Update – shooting from the hip.

I’m now a tutor at College of the Desert! I met with Rick Rawsley Thursday, he approved my transcripts, and I start training this week. It’s part-time (maximum 20 hours) and I’ll be driving out to Mecca two times a week to tutor at the new extension campus. Mecca’s out in the middle of nowhere, but I grew up in the middle of nowhere, so I’m looking forward to the new place. Also, I figured it be a safe bet to get the assured 12 hours out in Mecca and make up the eight hours where I can, rather than scrounge for all 20 with all the other, already established tutors at the main campus. This is my first job in education so I’m very excited.

I went to Los Angeles for two days, which was actually pretty productive… for a two day trip to LA. I got a haircut, we watched the beach, I watched four women dance, I drove like a fucking champion and saw a great penguin sign that reminded me of the Kneebody song that inspired one of my last short stories, “Dr Beauchef, Penguin Dentist.” Yessir!

I submitted six poems to CSUSB’s Sketchbook and I should hear from them soon.

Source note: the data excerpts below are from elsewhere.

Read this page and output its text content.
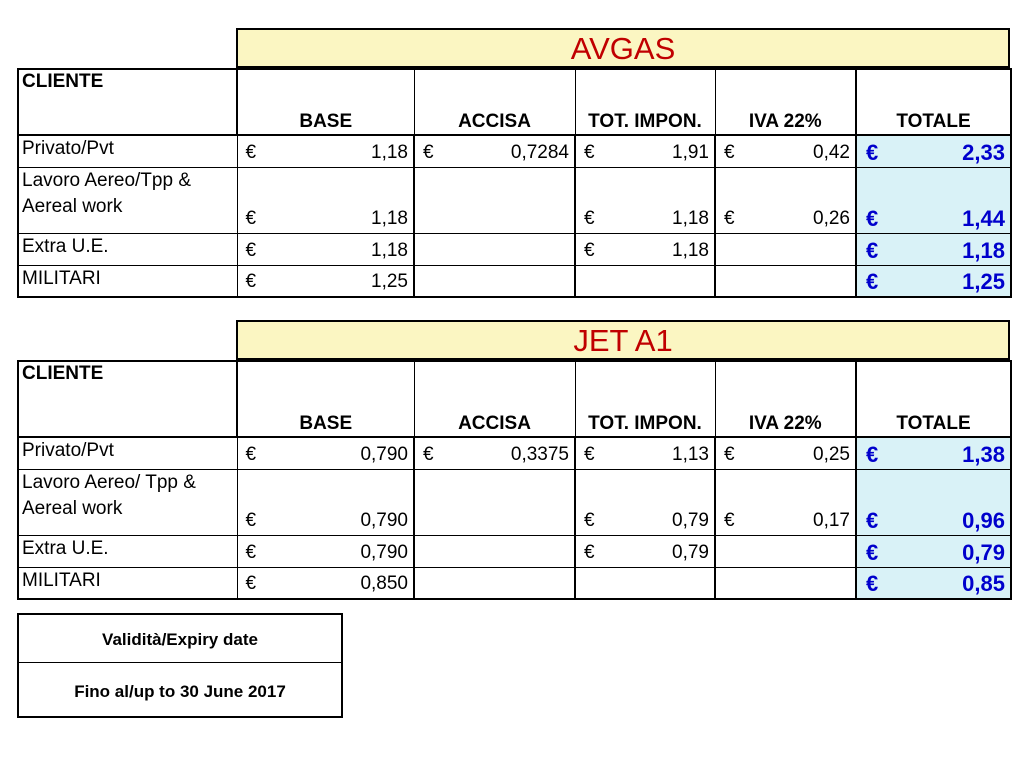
AVGAS
CLIENTE	BASE	ACCISA	TOT. IMPON.	IVA 22%	TOTALE

Privato/Pvt	€ 1,18	€ 0,7284	€ 1,91	€ 0,42	€ 2,33

Lavoro Aereo/Tpp & Aereal work	€ 1,18		€ 1,18	€ 0,26	€ 1,44

Extra U.E.	€ 1,18		€ 1,18		€ 1,18

MILITARI	€ 1,25				€ 1,25
JET A1
CLIENTE	BASE	ACCISA	TOT. IMPON.	IVA 22%	TOTALE

Privato/Pvt	€ 0,790	€ 0,3375	€ 1,13	€ 0,25	€ 1,38

Lavoro Aereo/ Tpp & Aereal work	€ 0,790		€ 0,79	€ 0,17	€ 0,96

Extra U.E.	€ 0,790		€ 0,79		€ 0,79

MILITARI	€ 0,850				€ 0,85
Validità/Expiry date
Fino al/up to 30 June 2017
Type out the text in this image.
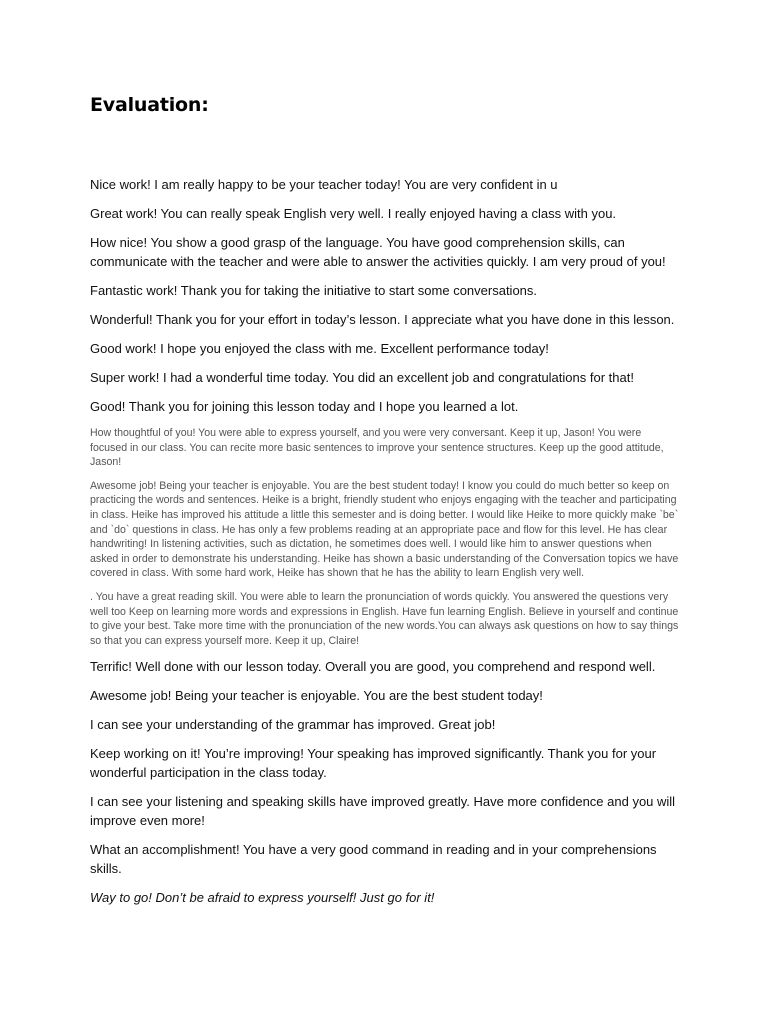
Evaluation:

Nice work! I am really happy to be your teacher today! You are very confident in u

Great work! You can really speak English very well. I really enjoyed having a class with you.

How nice! You show a good grasp of the language. You have good comprehension skills, can communicate with the teacher and were able to answer the activities quickly. I am very proud of you!

Fantastic work! Thank you for taking the initiative to start some conversations.

Wonderful! Thank you for your effort in today’s lesson. I appreciate what you have done in this lesson.

Good work! I hope you enjoyed the class with me. Excellent performance today!

Super work! I had a wonderful time today. You did an excellent job and congratulations for that!

Good! Thank you for joining this lesson today and I hope you learned a lot.

How thoughtful of you! You were able to express yourself, and you were very conversant. Keep it up, Jason! You were focused in our class. You can recite more basic sentences to improve your sentence structures. Keep up the good attitude, Jason!

Awesome job! Being your teacher is enjoyable. You are the best student today! I know you could do much better so keep on practicing the words and sentences. Heike is a bright, friendly student who enjoys engaging with the teacher and participating in class. Heike has improved his attitude a little this semester and is doing better. I would like Heike to more quickly make `be` and `do` questions in class. He has only a few problems reading at an appropriate pace and flow for this level. He has clear handwriting! In listening activities, such as dictation, he sometimes does well. I would like him to answer questions when asked in order to demonstrate his understanding. Heike has shown a basic understanding of the Conversation topics we have covered in class. With some hard work, Heike has shown that he has the ability to learn English very well.

. You have a great reading skill. You were able to learn the pronunciation of words quickly. You answered the questions very well too Keep on learning more words and expressions in English. Have fun learning English. Believe in yourself and continue to give your best. Take more time with the pronunciation of the new words.You can always ask questions on how to say things so that you can express yourself more. Keep it up, Claire!

Terrific! Well done with our lesson today. Overall you are good, you comprehend and respond well.

Awesome job! Being your teacher is enjoyable. You are the best student today!

I can see your understanding of the grammar has improved. Great job!

Keep working on it! You’re improving! Your speaking has improved significantly. Thank you for your wonderful participation in the class today.

I can see your listening and speaking skills have improved greatly. Have more confidence and you will improve even more!

What an accomplishment! You have a very good command in reading and in your comprehensions skills.

Way to go! Don’t be afraid to express yourself! Just go for it!
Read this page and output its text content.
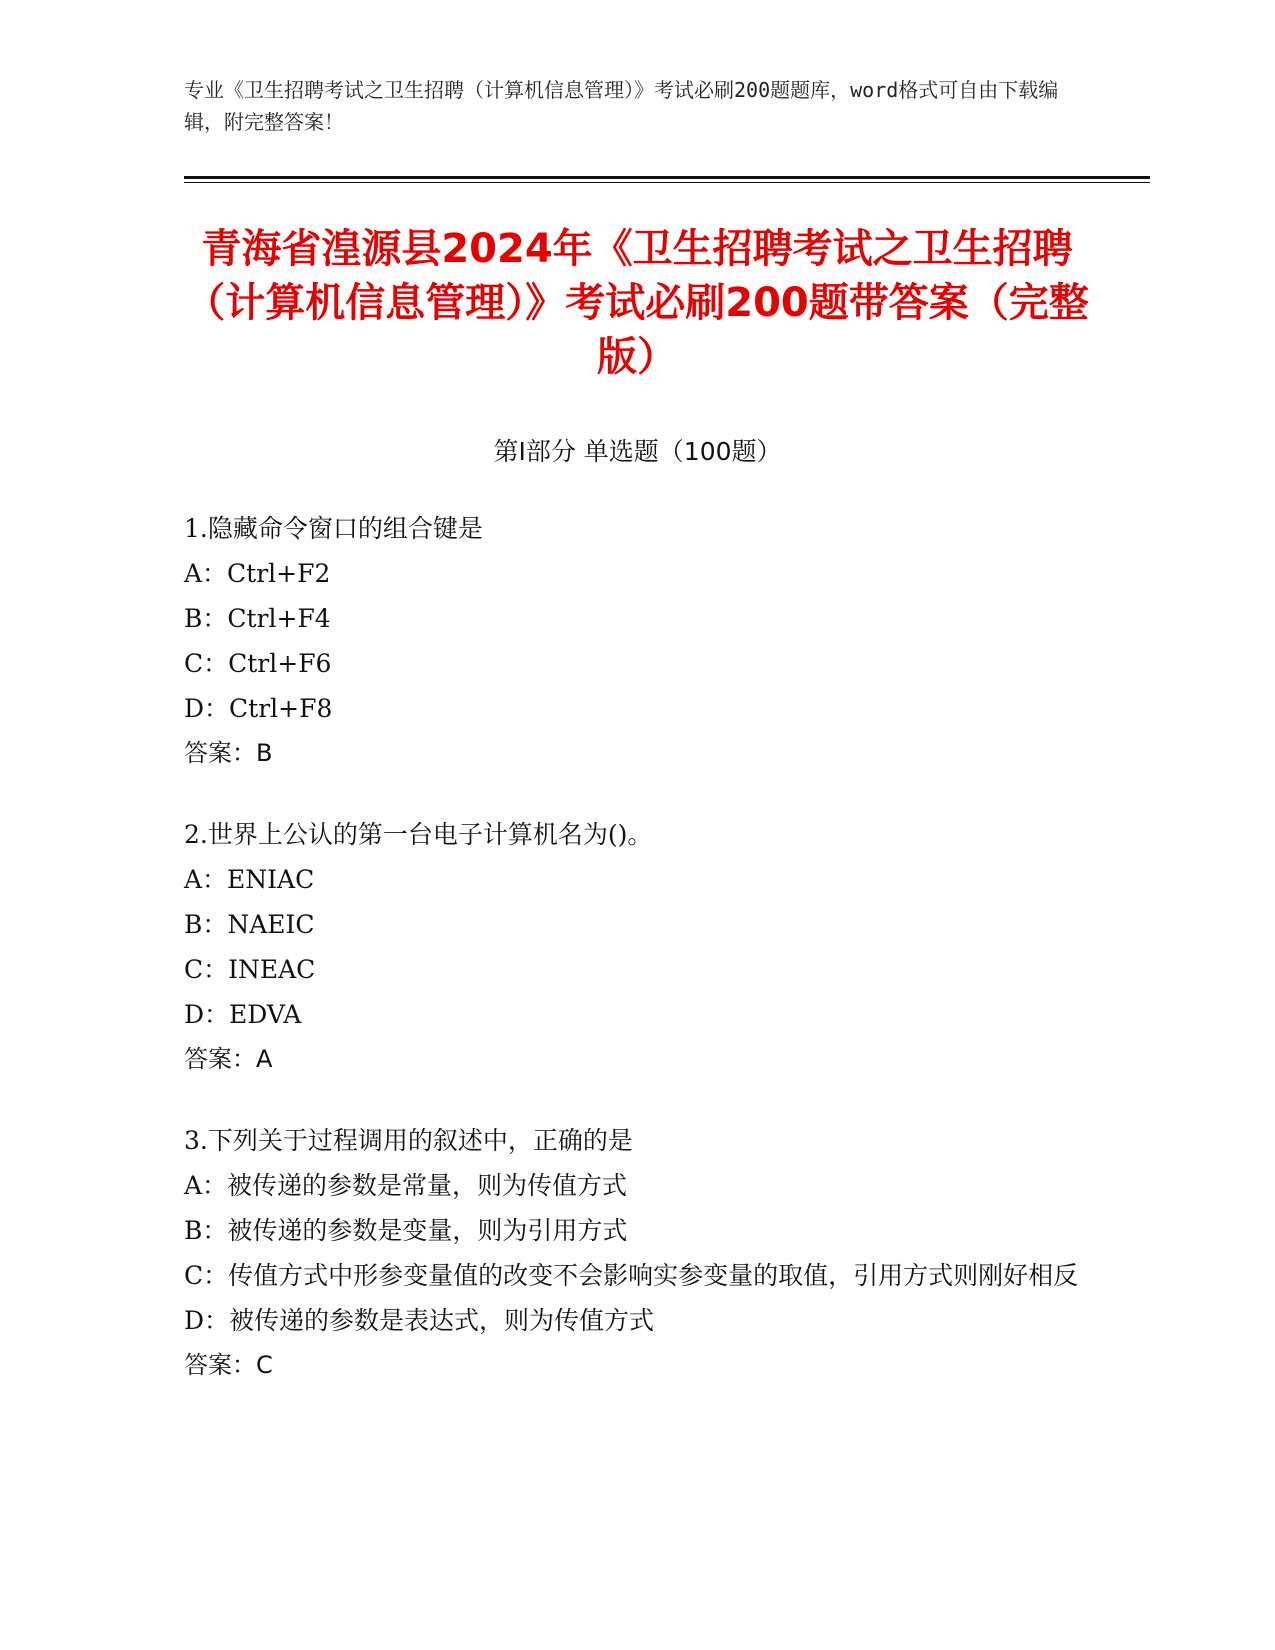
专业《卫生招聘考试之卫生招聘（计算机信息管理）》考试必刷200题题库，word格式可自由下载编辑，附完整答案！
青海省湟源县2024年《卫生招聘考试之卫生招聘（计算机信息管理）》考试必刷200题带答案（完整版）
第I部分 单选题（100题）
1.隐藏命令窗口的组合键是
A：Ctrl+F2
B：Ctrl+F4
C：Ctrl+F6
D：Ctrl+F8
答案：B
2.世界上公认的第一台电子计算机名为()。
A：ENIAC
B：NAEIC
C：INEAC
D：EDVA
答案：A
3.下列关于过程调用的叙述中，正确的是
A：被传递的参数是常量，则为传值方式
B：被传递的参数是变量，则为引用方式
C：传值方式中形参变量值的改变不会影响实参变量的取值，引用方式则刚好相反
D：被传递的参数是表达式，则为传值方式
答案：C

There were some old ones (“Shawn’s Market,” “Richard Hugo”) and some new ones (most notably my first prose piece, “prayer”), but I feel confident in them equally. I’m still working on other pieces but I really want to concentrate on my collaboration with Jen Rydzdikkkkk, maybe working in correspondence or AIM, because we can’t seem to get a meeting together. First, we’ll have to work on her goofy name.

March will be good for me: I have my ticket to clean up (it may cost me money I almost don’t have, but there’s a reckoning there), I have a lot of work to take care of and I’m looking to submit to multiple markets. I have the 2008 Poet’s Market and that really clear’s everything up.

And sorry for the lack of posts (saying sorry to, like, two people, dammit!), I’m just so busy with work and preparing for the coming month, I usually just conceptualize the hell out of my next post that I never get around to actually expressing it. Typical.

Oh, I picked up Ice Cube’s Death Certificate, which was a rap tape I had to hide from my mom. I swear, it’s even scarier today. Oh, and the new Flight of the Conchords sucks, majorly… except for episode 5, which is very funny and it has nothing to do with Gondry’s guest direction. Or that the guy from the Village People is in the opening song. Okay, maybe, but it’s damn good.